Not anymore! The new trend is to require website visitors to scroll downward in a straight path through all your content. Like the landing page, it prevents user ADD by drawing your visitor down a long hallway by the hand.

I liken this trend to the way that wall cabinets fell out of favor in kitchen design. Trendy kitchens now look really sleek with all that tile showing on the walls. But suddenly there's nowhere to keep the coffee cups. And vertical websites look sort of corporate to me. It's a little chilly.

So when we design a site we try to have it both ways. It's nice to offer more content to the visitor who is willing to keep scrolling. However. I always put a handy main nav on every site I design. Because sometimes our readers arrive looking for something specific! And I don't want to frustrate my visitor. I'd rather she's able to find what she's looking for, and quickly.

3. The Pop Up. It's Back

It's deja vu all over again. The pop up is back. But the 2016 version of the pop up is sleeker and softer than the old kind. And it's (usually) not ads that spring up before our eyes like snowdrops in March. It's a newsletter sign-up.
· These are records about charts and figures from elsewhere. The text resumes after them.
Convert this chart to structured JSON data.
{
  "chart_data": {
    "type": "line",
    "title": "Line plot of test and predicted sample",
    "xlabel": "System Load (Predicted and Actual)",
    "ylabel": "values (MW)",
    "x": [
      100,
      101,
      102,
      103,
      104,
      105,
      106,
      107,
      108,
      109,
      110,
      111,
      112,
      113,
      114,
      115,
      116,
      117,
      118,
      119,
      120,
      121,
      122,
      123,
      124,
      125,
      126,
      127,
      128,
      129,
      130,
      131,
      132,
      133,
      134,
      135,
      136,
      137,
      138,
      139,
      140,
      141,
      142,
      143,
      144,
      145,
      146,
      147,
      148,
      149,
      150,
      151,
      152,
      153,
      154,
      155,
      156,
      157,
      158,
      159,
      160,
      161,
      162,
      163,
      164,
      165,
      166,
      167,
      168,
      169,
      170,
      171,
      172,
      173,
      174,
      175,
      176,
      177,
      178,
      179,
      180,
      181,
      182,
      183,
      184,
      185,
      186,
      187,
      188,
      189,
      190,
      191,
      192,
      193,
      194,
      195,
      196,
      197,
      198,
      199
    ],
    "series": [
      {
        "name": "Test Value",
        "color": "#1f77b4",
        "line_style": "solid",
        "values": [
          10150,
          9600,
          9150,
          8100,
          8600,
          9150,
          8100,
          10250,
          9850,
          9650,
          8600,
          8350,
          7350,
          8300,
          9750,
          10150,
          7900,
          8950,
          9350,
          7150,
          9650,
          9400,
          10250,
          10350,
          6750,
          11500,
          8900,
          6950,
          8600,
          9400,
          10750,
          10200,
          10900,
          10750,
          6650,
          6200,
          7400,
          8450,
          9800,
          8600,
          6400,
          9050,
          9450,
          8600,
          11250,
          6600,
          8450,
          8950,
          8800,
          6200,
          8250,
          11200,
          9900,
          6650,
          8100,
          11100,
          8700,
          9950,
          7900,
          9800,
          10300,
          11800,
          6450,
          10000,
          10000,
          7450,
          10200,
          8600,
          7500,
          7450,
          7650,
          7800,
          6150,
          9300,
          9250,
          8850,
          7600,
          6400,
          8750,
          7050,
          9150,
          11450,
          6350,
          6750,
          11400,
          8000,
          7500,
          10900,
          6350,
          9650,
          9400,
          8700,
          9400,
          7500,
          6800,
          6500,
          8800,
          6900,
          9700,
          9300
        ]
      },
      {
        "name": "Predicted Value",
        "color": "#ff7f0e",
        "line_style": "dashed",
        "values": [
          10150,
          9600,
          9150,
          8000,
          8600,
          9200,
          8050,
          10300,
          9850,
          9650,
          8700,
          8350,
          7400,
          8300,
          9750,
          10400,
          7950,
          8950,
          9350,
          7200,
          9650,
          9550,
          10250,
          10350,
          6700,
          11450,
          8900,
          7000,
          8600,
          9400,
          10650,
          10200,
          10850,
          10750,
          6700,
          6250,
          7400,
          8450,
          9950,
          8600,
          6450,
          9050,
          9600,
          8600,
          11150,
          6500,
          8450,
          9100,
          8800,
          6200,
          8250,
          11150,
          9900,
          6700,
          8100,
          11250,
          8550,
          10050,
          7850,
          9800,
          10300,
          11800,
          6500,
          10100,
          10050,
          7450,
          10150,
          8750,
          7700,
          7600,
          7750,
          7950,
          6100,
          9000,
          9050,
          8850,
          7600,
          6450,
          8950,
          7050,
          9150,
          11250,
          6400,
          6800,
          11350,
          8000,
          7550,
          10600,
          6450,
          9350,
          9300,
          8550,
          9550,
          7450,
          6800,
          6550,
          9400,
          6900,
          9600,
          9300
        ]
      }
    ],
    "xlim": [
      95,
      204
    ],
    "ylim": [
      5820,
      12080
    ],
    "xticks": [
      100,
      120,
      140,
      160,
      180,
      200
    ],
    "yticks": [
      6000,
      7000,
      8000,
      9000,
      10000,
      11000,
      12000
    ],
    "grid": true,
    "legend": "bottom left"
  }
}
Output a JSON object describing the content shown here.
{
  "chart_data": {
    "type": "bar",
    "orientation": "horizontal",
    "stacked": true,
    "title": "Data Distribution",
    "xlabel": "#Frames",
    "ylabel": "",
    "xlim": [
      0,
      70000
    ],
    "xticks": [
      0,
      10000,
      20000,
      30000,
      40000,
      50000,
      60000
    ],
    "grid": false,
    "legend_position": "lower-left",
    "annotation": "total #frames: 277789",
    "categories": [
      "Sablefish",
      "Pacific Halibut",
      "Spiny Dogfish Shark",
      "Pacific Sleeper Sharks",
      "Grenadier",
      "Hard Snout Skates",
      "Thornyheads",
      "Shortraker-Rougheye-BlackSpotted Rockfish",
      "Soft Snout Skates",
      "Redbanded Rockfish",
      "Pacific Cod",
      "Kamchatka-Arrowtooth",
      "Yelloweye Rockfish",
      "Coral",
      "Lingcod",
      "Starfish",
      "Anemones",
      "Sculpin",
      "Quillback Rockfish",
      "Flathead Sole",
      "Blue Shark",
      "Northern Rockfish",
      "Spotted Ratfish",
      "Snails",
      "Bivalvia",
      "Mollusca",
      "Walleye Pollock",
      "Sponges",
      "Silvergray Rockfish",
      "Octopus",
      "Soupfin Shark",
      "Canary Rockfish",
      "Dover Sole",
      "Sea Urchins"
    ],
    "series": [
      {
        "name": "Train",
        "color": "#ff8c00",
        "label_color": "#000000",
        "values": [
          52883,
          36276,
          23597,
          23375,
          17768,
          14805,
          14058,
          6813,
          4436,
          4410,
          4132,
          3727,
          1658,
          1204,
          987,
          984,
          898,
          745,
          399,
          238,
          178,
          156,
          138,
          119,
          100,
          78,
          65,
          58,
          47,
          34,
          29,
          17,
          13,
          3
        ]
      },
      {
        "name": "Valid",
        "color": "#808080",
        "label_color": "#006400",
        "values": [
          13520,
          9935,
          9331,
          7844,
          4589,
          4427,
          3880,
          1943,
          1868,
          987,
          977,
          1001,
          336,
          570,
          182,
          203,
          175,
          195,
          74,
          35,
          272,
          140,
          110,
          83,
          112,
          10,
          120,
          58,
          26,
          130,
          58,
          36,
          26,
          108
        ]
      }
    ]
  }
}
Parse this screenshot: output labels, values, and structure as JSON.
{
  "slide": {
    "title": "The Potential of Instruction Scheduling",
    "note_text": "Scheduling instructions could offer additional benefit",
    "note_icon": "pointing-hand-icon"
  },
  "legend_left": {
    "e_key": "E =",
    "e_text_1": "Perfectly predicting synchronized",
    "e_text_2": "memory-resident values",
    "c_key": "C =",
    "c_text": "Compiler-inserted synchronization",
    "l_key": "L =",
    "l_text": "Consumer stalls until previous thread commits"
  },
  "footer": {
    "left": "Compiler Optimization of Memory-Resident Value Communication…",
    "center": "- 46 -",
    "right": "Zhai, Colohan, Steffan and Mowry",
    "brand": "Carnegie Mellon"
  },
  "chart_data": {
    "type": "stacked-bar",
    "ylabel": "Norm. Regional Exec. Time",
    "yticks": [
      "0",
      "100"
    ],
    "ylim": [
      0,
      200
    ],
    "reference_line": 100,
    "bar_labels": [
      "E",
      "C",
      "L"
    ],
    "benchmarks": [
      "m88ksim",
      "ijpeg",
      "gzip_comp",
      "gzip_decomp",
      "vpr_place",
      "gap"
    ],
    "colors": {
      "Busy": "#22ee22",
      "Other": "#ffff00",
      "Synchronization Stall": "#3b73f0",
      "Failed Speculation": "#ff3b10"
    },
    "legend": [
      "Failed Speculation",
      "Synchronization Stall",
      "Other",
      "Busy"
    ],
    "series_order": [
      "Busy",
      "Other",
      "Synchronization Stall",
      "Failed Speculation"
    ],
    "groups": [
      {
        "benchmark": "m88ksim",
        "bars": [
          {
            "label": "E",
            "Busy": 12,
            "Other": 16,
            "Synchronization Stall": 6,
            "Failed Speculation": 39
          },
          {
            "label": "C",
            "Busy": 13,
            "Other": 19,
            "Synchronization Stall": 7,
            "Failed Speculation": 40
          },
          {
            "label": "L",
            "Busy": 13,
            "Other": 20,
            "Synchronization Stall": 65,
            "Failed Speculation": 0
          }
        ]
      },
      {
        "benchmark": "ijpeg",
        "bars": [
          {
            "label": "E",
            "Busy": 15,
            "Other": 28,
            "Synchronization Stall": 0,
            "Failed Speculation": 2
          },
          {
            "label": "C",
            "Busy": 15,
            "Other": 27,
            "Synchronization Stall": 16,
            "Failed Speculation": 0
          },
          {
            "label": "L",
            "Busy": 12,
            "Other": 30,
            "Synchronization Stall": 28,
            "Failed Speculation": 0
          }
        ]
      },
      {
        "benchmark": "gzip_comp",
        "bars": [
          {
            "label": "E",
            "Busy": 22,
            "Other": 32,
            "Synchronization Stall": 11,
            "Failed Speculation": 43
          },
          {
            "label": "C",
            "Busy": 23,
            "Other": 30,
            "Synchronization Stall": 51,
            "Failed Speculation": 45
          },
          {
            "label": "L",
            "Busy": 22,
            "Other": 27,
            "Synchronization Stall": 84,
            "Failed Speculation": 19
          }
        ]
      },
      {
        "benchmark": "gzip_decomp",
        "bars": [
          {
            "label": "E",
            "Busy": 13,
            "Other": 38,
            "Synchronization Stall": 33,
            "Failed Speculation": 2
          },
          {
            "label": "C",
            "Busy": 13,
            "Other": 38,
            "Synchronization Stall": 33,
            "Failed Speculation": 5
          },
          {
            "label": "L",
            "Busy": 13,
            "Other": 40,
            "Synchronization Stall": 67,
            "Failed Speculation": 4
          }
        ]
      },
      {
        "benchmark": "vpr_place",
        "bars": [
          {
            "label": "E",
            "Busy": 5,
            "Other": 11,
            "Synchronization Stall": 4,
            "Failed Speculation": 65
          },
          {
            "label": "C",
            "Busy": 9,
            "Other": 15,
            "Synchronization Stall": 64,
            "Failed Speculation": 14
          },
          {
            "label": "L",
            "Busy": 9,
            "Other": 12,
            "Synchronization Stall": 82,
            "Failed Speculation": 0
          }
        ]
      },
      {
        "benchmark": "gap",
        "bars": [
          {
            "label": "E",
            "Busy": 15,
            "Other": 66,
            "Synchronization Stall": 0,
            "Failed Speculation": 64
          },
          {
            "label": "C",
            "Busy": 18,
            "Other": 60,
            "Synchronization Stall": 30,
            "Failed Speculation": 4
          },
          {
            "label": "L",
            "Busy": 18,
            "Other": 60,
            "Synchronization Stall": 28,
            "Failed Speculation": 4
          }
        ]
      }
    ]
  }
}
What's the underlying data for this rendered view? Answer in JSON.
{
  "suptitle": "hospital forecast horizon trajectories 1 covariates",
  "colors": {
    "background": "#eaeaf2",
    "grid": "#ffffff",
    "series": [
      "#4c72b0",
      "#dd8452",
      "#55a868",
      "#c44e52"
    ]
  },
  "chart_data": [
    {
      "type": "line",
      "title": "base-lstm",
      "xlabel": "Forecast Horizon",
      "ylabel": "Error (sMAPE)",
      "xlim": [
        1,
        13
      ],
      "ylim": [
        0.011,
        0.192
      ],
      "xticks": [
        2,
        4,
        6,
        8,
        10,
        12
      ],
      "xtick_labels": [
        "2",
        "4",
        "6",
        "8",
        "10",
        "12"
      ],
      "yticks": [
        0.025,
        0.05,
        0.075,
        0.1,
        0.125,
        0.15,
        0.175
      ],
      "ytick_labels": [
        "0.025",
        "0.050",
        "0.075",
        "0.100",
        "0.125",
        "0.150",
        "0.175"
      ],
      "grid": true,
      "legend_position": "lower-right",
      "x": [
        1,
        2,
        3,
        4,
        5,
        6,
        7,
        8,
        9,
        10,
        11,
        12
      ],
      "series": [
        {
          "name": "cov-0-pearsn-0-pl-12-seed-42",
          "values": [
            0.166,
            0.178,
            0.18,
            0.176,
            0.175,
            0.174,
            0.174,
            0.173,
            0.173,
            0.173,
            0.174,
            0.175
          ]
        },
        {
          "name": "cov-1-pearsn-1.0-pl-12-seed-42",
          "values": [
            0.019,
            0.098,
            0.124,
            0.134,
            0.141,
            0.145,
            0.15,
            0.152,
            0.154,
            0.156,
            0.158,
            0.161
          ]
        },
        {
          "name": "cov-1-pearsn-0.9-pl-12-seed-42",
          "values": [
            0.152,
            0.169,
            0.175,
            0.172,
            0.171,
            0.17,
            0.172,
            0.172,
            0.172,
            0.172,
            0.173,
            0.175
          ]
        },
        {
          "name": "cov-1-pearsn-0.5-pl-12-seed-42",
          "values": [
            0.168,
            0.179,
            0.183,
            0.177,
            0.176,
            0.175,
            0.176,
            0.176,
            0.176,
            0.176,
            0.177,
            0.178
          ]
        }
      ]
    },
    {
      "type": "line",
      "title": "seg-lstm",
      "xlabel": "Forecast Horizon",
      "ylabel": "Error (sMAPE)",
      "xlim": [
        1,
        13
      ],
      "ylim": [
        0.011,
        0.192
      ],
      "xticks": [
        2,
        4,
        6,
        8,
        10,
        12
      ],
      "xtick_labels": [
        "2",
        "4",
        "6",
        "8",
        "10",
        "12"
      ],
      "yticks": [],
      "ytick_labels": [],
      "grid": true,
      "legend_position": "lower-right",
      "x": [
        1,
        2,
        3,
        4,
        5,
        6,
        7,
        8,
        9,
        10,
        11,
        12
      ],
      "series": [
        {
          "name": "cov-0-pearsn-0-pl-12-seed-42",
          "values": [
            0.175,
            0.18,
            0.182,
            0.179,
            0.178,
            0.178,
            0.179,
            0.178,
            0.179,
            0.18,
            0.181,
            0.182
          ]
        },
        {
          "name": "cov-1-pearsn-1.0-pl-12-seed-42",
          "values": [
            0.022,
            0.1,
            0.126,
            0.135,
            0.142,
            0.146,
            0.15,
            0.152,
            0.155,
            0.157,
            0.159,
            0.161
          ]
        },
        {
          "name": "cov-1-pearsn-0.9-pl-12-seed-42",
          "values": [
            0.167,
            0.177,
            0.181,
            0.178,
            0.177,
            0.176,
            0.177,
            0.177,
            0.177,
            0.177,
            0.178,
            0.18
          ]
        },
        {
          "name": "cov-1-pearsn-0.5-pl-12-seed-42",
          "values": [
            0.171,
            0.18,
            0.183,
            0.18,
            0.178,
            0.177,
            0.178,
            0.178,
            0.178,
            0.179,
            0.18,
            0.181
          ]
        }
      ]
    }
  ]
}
Now, pop-ups are a little annoying. Or they can be if done poorly. But they're still something I'm willing to use. Why? They work. Studies have shown that conversion of visitors to newsletter subscribers is higher with a pop-up than without.

And you can program a pop-up to happen only as frequently as you set it. Instead of it appearing on every page, you can make it disappear forever once it's dismissed the first time.

Those are my three biggest trends. Do you notice others?